Category Archives: Books

The Days of Abandonment by Elena Ferrante

The Days of Abandonment

A Sense of Newness, Yet a Sense of Having Been There Before

There are some books that stay with us–like the aftertaste of a favorite Indian dish–long after the waiter has taken the last plate away.

Elena Ferrante’s masterpiece, The Days of Abandonment,  translated elegantly from the Italian by Ann Goldstein, continues to have just such a profound impact on my days, long after I finished savoring her magical words.

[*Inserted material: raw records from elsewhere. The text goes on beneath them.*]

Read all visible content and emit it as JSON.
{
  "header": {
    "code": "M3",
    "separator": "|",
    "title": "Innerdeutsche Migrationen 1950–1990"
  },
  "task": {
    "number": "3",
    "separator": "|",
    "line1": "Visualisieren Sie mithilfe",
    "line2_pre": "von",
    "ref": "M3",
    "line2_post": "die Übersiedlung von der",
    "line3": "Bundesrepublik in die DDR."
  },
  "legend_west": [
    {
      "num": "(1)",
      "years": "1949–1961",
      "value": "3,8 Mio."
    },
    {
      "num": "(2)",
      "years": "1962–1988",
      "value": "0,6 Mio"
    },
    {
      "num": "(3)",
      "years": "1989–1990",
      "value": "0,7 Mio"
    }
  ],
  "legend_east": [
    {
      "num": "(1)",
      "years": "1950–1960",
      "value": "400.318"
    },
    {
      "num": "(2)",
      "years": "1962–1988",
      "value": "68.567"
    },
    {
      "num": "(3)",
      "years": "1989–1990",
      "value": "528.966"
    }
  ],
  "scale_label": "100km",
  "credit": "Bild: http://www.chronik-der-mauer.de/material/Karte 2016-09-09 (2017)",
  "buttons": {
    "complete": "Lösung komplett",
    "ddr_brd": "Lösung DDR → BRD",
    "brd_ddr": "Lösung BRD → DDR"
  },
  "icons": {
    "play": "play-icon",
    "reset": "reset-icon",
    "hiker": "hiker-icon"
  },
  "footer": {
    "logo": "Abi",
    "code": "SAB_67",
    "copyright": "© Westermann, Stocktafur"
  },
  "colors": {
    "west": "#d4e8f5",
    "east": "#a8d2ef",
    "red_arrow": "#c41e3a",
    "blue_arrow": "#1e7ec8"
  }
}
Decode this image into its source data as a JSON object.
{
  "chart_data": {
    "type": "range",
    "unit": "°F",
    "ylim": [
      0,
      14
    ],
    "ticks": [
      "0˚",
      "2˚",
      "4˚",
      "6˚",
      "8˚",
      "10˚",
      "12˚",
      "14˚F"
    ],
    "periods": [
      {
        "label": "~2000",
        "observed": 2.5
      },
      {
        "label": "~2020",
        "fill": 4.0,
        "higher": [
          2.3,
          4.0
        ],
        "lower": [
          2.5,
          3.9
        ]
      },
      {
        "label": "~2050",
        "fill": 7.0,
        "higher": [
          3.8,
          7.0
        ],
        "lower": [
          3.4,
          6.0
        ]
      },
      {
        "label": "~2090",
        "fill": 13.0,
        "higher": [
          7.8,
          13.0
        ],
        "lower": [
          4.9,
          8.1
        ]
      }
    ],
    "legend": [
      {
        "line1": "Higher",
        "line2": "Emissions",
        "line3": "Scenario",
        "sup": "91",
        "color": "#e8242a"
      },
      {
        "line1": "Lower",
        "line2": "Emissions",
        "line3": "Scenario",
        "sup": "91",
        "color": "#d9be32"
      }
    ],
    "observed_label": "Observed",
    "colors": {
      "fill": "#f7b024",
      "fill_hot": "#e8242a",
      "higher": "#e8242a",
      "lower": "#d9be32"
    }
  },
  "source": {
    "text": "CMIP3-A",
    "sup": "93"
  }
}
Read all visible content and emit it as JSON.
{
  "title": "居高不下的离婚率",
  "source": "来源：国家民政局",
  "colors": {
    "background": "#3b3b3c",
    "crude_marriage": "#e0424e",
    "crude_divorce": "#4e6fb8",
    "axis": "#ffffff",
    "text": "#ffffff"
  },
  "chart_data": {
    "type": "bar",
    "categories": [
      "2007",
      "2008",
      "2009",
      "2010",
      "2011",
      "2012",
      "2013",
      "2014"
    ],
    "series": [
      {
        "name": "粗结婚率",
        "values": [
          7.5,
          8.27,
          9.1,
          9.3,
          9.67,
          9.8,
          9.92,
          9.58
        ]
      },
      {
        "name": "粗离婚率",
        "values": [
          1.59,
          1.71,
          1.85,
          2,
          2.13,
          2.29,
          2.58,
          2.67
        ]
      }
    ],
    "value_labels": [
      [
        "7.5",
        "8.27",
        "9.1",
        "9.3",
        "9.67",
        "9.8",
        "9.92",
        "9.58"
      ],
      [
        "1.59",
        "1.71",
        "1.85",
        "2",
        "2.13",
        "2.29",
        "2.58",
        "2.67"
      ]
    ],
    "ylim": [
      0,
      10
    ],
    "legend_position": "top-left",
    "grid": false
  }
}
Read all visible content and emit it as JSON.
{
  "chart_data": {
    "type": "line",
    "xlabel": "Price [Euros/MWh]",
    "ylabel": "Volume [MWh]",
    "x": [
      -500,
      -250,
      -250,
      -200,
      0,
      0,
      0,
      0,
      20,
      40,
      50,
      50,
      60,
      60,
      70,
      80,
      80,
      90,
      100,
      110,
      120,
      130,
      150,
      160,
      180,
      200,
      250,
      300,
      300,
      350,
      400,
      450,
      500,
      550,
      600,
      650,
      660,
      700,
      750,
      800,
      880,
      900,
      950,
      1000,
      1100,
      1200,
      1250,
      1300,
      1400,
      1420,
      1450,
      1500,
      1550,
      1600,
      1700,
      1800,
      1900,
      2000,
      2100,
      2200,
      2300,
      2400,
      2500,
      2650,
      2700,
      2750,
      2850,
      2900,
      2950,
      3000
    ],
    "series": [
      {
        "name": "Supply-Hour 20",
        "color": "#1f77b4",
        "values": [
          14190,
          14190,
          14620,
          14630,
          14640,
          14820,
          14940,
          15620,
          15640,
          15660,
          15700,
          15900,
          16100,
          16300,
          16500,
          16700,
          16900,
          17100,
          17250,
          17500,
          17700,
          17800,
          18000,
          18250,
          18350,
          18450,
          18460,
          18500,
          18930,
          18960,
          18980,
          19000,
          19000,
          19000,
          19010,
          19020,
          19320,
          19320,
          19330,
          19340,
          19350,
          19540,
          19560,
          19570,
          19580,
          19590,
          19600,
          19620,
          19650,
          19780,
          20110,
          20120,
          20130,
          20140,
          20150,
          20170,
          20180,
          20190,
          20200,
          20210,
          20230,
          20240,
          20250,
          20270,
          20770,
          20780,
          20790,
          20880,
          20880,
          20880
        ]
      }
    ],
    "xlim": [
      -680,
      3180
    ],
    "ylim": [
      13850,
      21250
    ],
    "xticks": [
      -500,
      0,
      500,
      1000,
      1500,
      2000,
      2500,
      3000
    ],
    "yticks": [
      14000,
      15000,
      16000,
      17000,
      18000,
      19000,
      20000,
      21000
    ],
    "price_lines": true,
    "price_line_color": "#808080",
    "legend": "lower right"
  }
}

Indeed, there are some books that say things in such a way that it’s as if one is hearing for the very first time things one has heard many times before.  And when the things those books are saying are the very things that one has been trying to say as beautifully as the author has, one feels at  home, one feels an amazing sense of peace.  A sense of peace born of the thought, “I am not alone.”

 A Sense of Loss

The Days of Abandonment tells the story of Olga’s excruciating journey from betrayed wife to liberated sojourner, with microscopic scrutiny of one particularly painful, gut-wrenching day, and with an overflowing of empathy that makes understandable, if not rational, the absurd things an abandoned wife and mother might do.

Missing Pieces

If I were forced at pain of injury to conjure something I found missing in The Days of Abandonment, it would be only that I did not know enough of why Mario left Olga for Gina, other than the obvious:  youth and availability.  Of course, to venture deeper into Mario’s reasoning, in the hands of such an extraordinarily skilled author as Elena Ferrante, would be to unearth enough material for a book all its own.

Overall

Overall, this book beautifully tells the story of countless women in countless cultures.  It tells the story of my mother–or at least I believe it does.  (If she were here, and I thought she would be willing to answer, I might ask her if Olga’s story isn’t hers as well.)

And if Olga were here, I would thank her for having the courage to tell her story.  So powerful is this story, that it is hard to believe that Olga lives only between the book covers.  In reality, she lives everywhere there are women who’ve suffered the singular, yet universally-shared pain of betrayal.

Thank you, Elena Ferrante, for telling our stories with such courage and grace.

 

WRECKED, a novel by Tricia Fields

A Sense of Place

If your taste tends toward books that transport you to another geographic location, then you’ll really like Wrecked, a novel by Tricia Fields, that is set in the desolate, though beautifully rugged west Texas desert.  Boulders and vistas and gorgeous, multi-hued sunsets create a stark backdrop to this fast-paced detective novel.  (With words, Ms. Fields has captured the desert beauty that is captured in the photos on her website:  http://www.triciafields.com/)

A Sense of Time

If you enjoy books that keep you rooted in the present, and that embed reference to modern-day technological norms in communication, then you’ll really like Wrecked, in which the protagonist, Josie Gray, police chief in small, tight-knit Artemis, TX, uploads videos of her kidnapped boyfriend that have been sent to her by a ruthless Mexican cartel seeking the return of a very, very large sum of laundered drug money.

Missing Pieces

Alas, not all is picture-perfect on the wide-open vistas in Ms. Fields’ novel.  There are a few missing pieces.  The largest is perhaps the one created by Chief Gray’s beleaguered boyfriend, who is being held in exchange for the return of the stolen, laundered funds.  We learn early on, in painstaking detail, of his truly excruciating ordeal at the bottom of an abandoned well, only to lose sight of him for far too many pages.  Then, after he reappears in a safe house on the other side of the border, we lose sight of him for far too long, again.  He is being kept hostage and out of sight–both literally and figuratively.

Overall

Overall, Wrecked was at its very best when it was letting Ms. Fields display her clear familiarity with law enforcement:  the dust jacket indicates that her husband is a state trooper in Indiana.  Her ease with police vernacular informs much of the fast-paced, believable parts of the novel.

For a quick journey to another space in present time, Wrecked fills the bill.